METHODS: We examined the neuronal properties in FST by training macaque monkeys to perform passively viewing tasks. Once a cell was isolated, we used the receptive field (RF) test to determine the spatial location and size of the cell’s RF. Then, different optic flow stimuli were presented in the RF to investigate the motion direction tunning and optic flow selectivity, including four non-linear patterns (expansion, contraction, clockwise rotation and counter-clockwise rotation) and eight linear stimuli (dots translating at 8 directions with 45° apart). Subsequently, we randomly presented eight biological motion stimuli in the form of point-light in the RF. These stimuli varied in terms of form (intact VS scrambled), walking direction (right VS left), body orientation (upright VS inverted). Form scrambled animations were created by randomly placing the initial position of all dots. Right-walking and inverted biological motion was obtained by horizontally and vertically mirroring the left-walking and upright point-light walkers, respectively.

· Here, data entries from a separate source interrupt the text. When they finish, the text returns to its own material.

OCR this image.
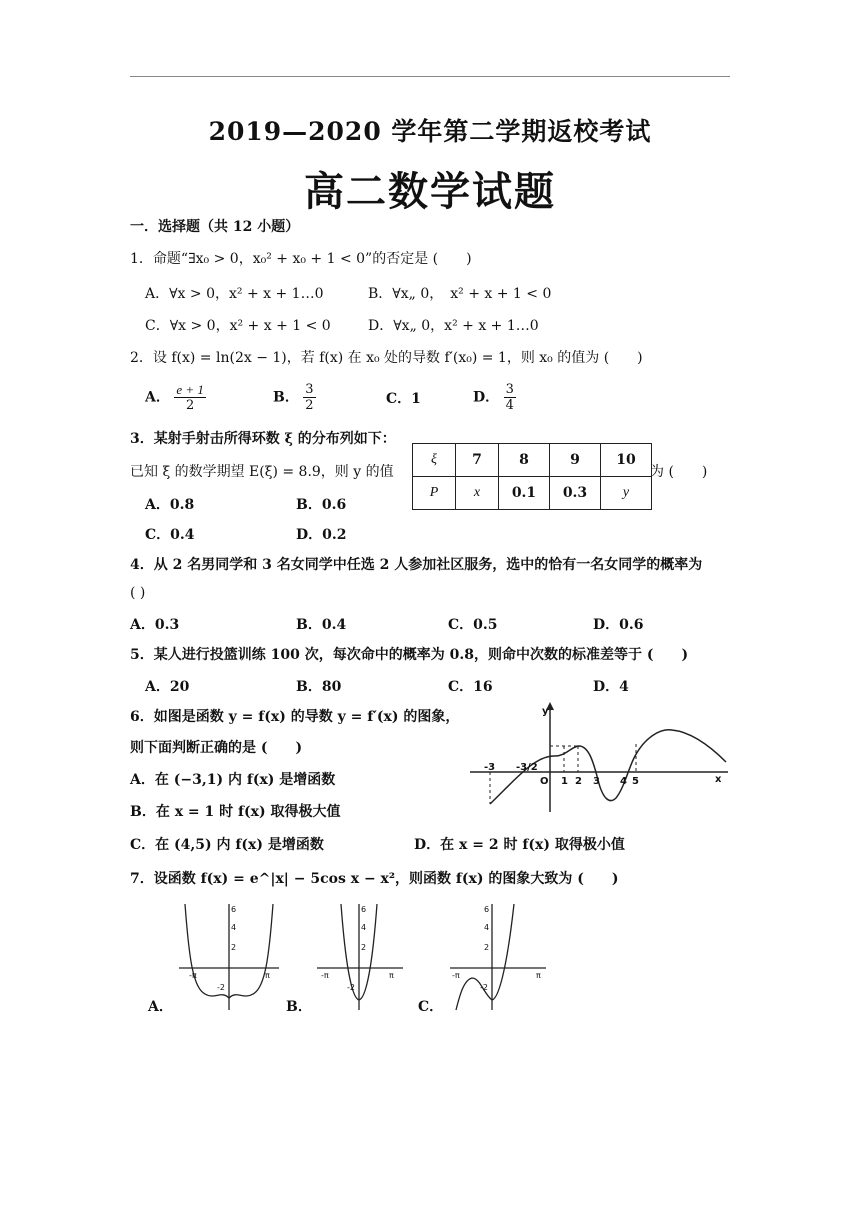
2019—2020 学年第二学期返校考试
高二数学试题
一．选择题（共 12 小题）
1．命题“∃x₀ > 0，x₀² + x₀ + 1 < 0”的否定是 (　　)
A．∀x > 0，x² + x + 1…0	B．∀x„ 0，　x² + x + 1 < 0
C．∀x > 0，x² + x + 1 < 0	D．∀x„ 0，x² + x + 1…0
2．设 f(x) = ln(2x − 1)，若 f(x) 在 x₀ 处的导数 f′(x₀) = 1，则 x₀ 的值为 (　　)
A． $\frac{e + 1}{2}$	B． $\frac{3}{2}$	C．1	D． $\frac{3}{4}$
3．某射手射击所得环数 ξ 的分布列如下：
已知 ξ 的数学期望 E(ξ) = 8.9，则 y 的值
ξ	7	8	9	10
P	x	0.1	0.3	y
为 (　　)
A．0.8	B．0.6
C．0.4	D．0.2
4．从 2 名男同学和 3 名女同学中任选 2 人参加社区服务，选中的恰有一名女同学的概率为
( )
A．0.3	B．0.4	C．0.5	D．0.6
5．某人进行投篮训练 100 次，每次命中的概率为 0.8，则命中次数的标准差等于 (　　)
A．20	B．80	C．16	D．4
6．如图是函数 y = f(x) 的导数 y = f′(x) 的图象，
则下面判断正确的是 (　　)
A．在 (−3,1) 内 f(x) 是增函数
B．在 x = 1 时 f(x) 取得极大值
C．在 (4,5) 内 f(x) 是增函数	D．在 x = 2 时 f(x) 取得极小值
y
x
O
-3 -3/2
1 2 3 4 5
7．设函数 f(x) = e^|x| − 5cos x − x²，则函数 f(x) 的图象大致为 (　　)
6
4
2
-2
-π	π
A．
6
4
2
-2
-π	π
B．
6
4
2
-2
-π	π
C．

RESULTS: The responses of FST neurons revealed that some cells preferred intact biological motion, a minority of cells exhibited a preference for scrambled animations. Additionally, some cells preferred right or left walking walker, while some cells showed a preference for upright or inverted biological motion. To further understand how FST encode biological motion features at the population level, we employed the modified F1/F0 technique, same as the analysis approach used in MST in our previous study. The technique is to evaluate the neuronal modulation based on the dynamic structure of spike trains over the time course of biological motion. The results demonstrated that FST is capable of extracting form from biological motion, distinguish vertical (body orientations) and horizontal spatial transformations (walking directions), but does not exhibit a preference for upright biological motion, which was observed in MST.
CONCLUSIONS: FST can encode form, body orientation, and walking direction of biological motion. However, unlike MST, FST does not show a preference for upright walkers, indicating the absence of inversion effect in FST. These findings imply that MST and FST might have distinct role in processing biological motion information.

Key words: monkey, the fundus of superior temporal area, biological motion, form extracting, walking direction.